Verlust der Identität – Brüche im Leben
„Vor allem mögen wir es nicht, wenn man uns ‚Flüchtlinge‘ nennt.“
Arendts Feststellung bezieht sich einerseits auf die Scham, schwach und abhängig von fremder Hilfe zu sein; andererseits auf das Wissen, dass die Fremdzuweisung „Flüchtling“ erst den Status der „feindlichen Ausländerin“ (enemy alien) schafft und das Verstoßensein im Sinne des schutzlosen, bloßen Menschseins hervorruft.
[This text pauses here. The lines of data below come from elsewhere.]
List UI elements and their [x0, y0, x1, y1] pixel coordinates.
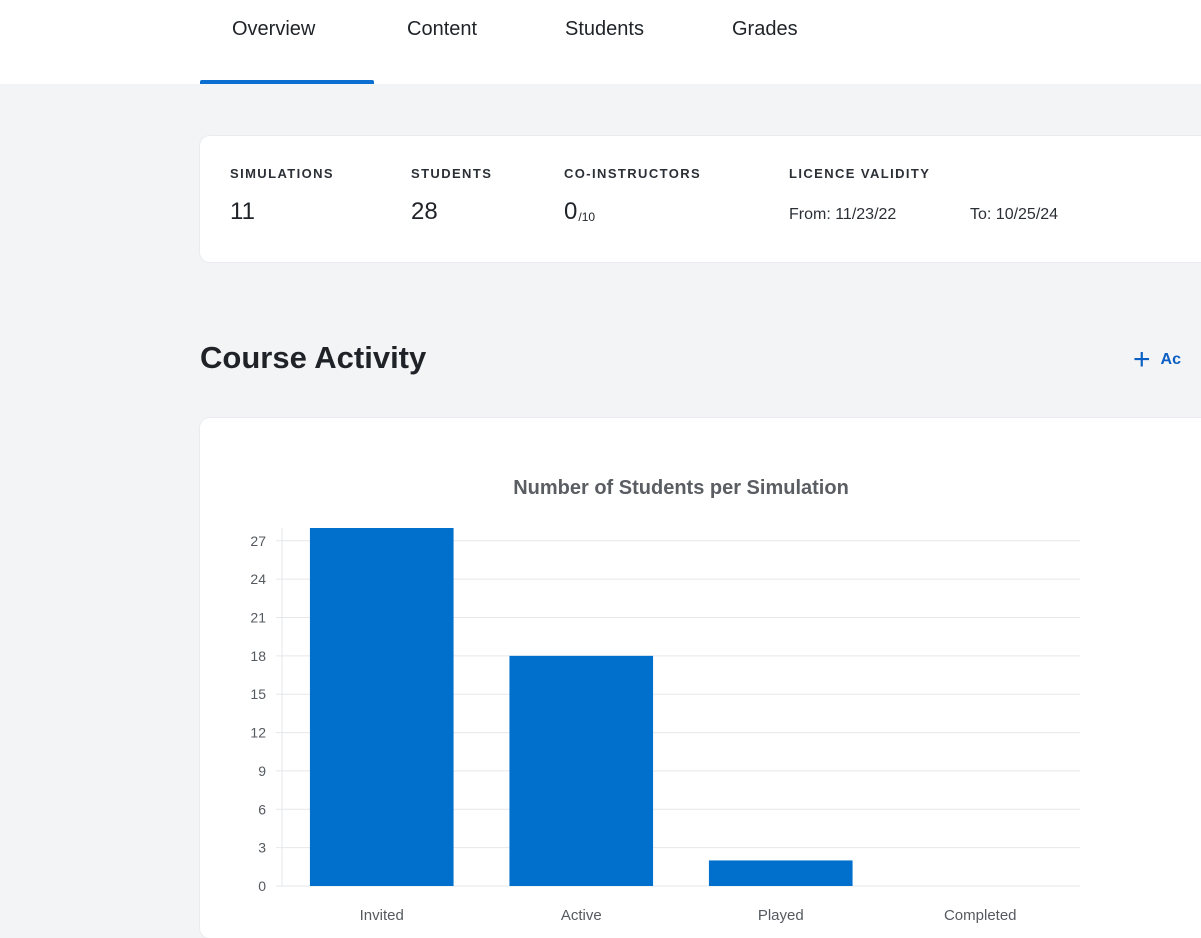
course-stats-card: SIMULATIONS 11 STUDENTS 28 CO-INSTRUCTOR…	[200, 136, 1201, 262]
chart-title: Number of Students per Simulation	[513, 477, 849, 499]
x-tick-label: Active	[561, 907, 602, 924]
bar-chart: Number of Students per Simulation 0 3 6 9 12 1…	[250, 477, 1080, 924]
active-tab-indicator	[200, 80, 374, 84]
y-tick-label: 18	[250, 648, 266, 664]
y-tick-label: 21	[250, 610, 266, 626]
chart-card: Number of Students per Simulation 0 3 6 9 12 1…	[200, 418, 1201, 938]
plus-icon: +	[1133, 343, 1151, 376]
y-tick-label: 24	[250, 571, 266, 587]
add-button[interactable]: + Ac	[1133, 344, 1181, 376]
tab-overview[interactable]: Overview	[232, 18, 315, 41]
x-tick-label: Invited	[360, 907, 404, 924]
x-tick-label: Played	[758, 907, 804, 924]
y-tick-label: 6	[258, 801, 266, 817]
licence-from: From: 11/23/22	[789, 206, 897, 223]
students-value: 28	[411, 198, 438, 225]
co-instructors-count: 0	[564, 198, 578, 225]
x-tick-label: Completed	[944, 907, 1017, 924]
tab-students[interactable]: Students	[565, 18, 644, 41]
top-nav: Overview Content Students Grades	[0, 0, 1201, 84]
students-label: STUDENTS	[411, 166, 493, 181]
y-tick-label: 3	[258, 840, 266, 856]
y-tick-label: 9	[258, 763, 266, 779]
y-tick-label: 15	[250, 686, 266, 702]
co-instructors-label: CO-INSTRUCTORS	[564, 166, 702, 181]
bar-invited	[309, 528, 454, 886]
co-instructors-max: /10	[578, 210, 596, 224]
tab-content[interactable]: Content	[407, 18, 477, 41]
co-instructors-value: 0/10	[564, 198, 595, 226]
licence-to: To: 10/25/24	[970, 206, 1059, 223]
add-button-label: Ac	[1160, 351, 1181, 368]
y-tick-label: 12	[250, 725, 266, 741]
section-title: Course Activity	[200, 340, 427, 375]
y-tick-label: 0	[258, 878, 266, 894]
bar-played	[708, 860, 853, 886]
simulations-value: 11	[230, 198, 255, 225]
y-tick-label: 27	[250, 533, 266, 549]
bar-active	[509, 655, 654, 886]
licence-validity-label: LICENCE VALIDITY	[789, 166, 931, 181]
tab-grades[interactable]: Grades	[732, 18, 798, 41]
simulations-label: SIMULATIONS	[230, 166, 334, 181]
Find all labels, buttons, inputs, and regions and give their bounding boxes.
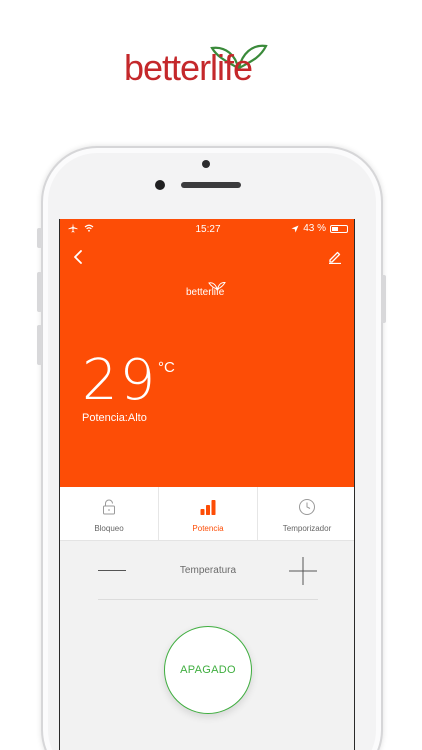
header-logo: betterlife — [186, 281, 232, 299]
location-arrow-icon — [291, 225, 299, 232]
back-chevron-icon[interactable] — [72, 249, 86, 265]
tab-temporizador[interactable]: Temporizador — [258, 487, 354, 540]
tab-label: Bloqueo — [94, 524, 124, 533]
power-toggle-label: APAGADO — [180, 664, 236, 676]
clock-icon — [299, 499, 315, 515]
page: betterlife 15:27 43 % betterlife 29 °C P… — [0, 0, 422, 750]
signal-bars-icon — [200, 500, 216, 515]
side-button — [37, 228, 42, 248]
divider — [98, 599, 318, 600]
temperature-control: Temperatura — [60, 541, 354, 601]
side-button — [37, 272, 42, 312]
front-camera — [155, 180, 165, 190]
earpiece-speaker — [181, 182, 241, 188]
temperature-value: 29 — [82, 348, 158, 413]
brand-logo: betterlife — [124, 40, 284, 90]
brand-logo-text: betterlife — [124, 47, 253, 88]
tab-label: Potencia — [192, 524, 224, 533]
status-right: 43 % — [291, 223, 348, 234]
camera-dot — [202, 160, 210, 168]
tab-bloqueo[interactable]: Bloqueo — [60, 487, 159, 540]
side-button — [381, 275, 386, 323]
battery-icon — [330, 224, 348, 233]
app-screen: 15:27 43 % betterlife 29 °C Potencia:Alt… — [59, 219, 355, 750]
increase-temperature-button[interactable] — [289, 557, 317, 585]
battery-fill — [332, 226, 339, 231]
tab-potencia[interactable]: Potencia — [159, 487, 258, 540]
side-button — [37, 325, 42, 365]
edit-pencil-icon[interactable] — [328, 250, 342, 264]
power-toggle-button[interactable]: APAGADO — [164, 626, 252, 714]
header-panel: 15:27 43 % betterlife 29 °C Potencia:Alt… — [60, 219, 354, 487]
lock-icon — [103, 499, 115, 515]
tab-label: Temporizador — [282, 524, 332, 533]
power-level-label: Potencia:Alto — [82, 412, 147, 424]
header-logo-text: betterlife — [186, 287, 225, 298]
mode-tabs: Bloqueo Potencia Temporizador — [60, 487, 354, 541]
status-bar: 15:27 43 % — [60, 223, 354, 237]
temperature-unit: °C — [158, 359, 175, 376]
battery-percent: 43 % — [303, 223, 326, 234]
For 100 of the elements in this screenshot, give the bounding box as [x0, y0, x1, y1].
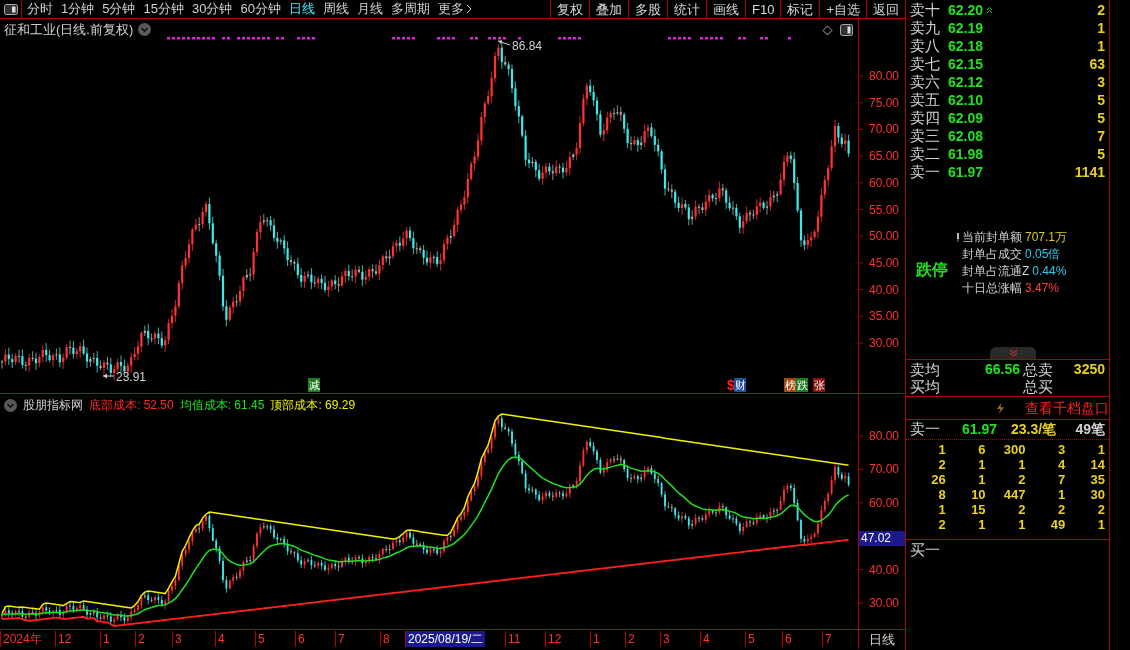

Das Konstrukt der „illegalen Migration“ setzt sich fort. Die Bürde der „feindlichen Ausländer“ tragen heute Menschen, in deren Dokumenten „Duldung“ oder in deren Akten „sicherer Herkunftsstaat“ steht. Wie auch immer ein Status in den unterschiedlichen Staaten benannt wird, er sagt etwas über unsere Erwünschtheit und über unsere Rechte. Und er zementiert die rechtliche Unterscheidung zwischen Bürger*innen auf der einen und Ausländer*innen auf der anderen Seite.
Was die Benennung als Staatenlose*r und Geflüchtete*r aber auch in sich birgt, ist der Verlust der Identität. Die Fremdzuschreibung „Flüchtling“ überschreibt alle Leistungen und Errungenschaften des zuvor geführten Lebens.
„Wir haben unser Zuhause und damit die Vertrautheit unseres Alltags verloren. Wir haben unseren Beruf verloren und damit das Vertrauen eingebüßt, in dieser Welt irgendwie von Nutzen zu sein. Wir haben unsere Sprache verloren und mit ihr die Natürlichkeit unserer Reaktionen, die Einfachheit unserer Gebärden und den ungezwungenen Ausdruck unserer Gefühle. Wir haben unsere Verwandten in den polnischen Ghettos zurückgelassen, unsere besten Freunde sind in den Konzentrationslagern umgebracht worden, und das bedeutet den Zusammenbruch unserer privaten Welt.“
Wer aber verbergen will, ein ‚Flüchtling‘ zu sein, muss auch verbergen, was er oder sie zuvor war. Und wer seinen Status verbirgt, der kann sich auch nicht aus ihm befreien, nicht wieder in den Rang der Menschheit aufgenommen werden.
„Jene wenigen Flüchtlinge, die darauf bestehen, die Wahrheit zu sagen, auch wenn sie anstößig ist, gewinnen im Austausch für ihre Unpopularität einen unbezahlbaren Vorteil: Die Geschichte ist für sie kein Buch mit sieben Siegeln und Politik kein Privileg der Nichtjuden mehr. […] Die von einem Land ins andere vertriebenen Flüchtlinge repräsentierten die Avantgarde ihrer Völker – wenn sie ihre Identität aufrechterhalten.“
Diese Verlusterfahrung von Geflüchteten ist universell, und doch ist das, was verloren geht, so individuell, dass es nur auf dieser Ebene geachtet werden kann. Im We Refugees Archiv erzählen Menschen von diesem Bruch – und dem Zusammenhang – zwischen dem Leben davor und danach, Verlust und Neuaufbau, Trennung und Aufnahme.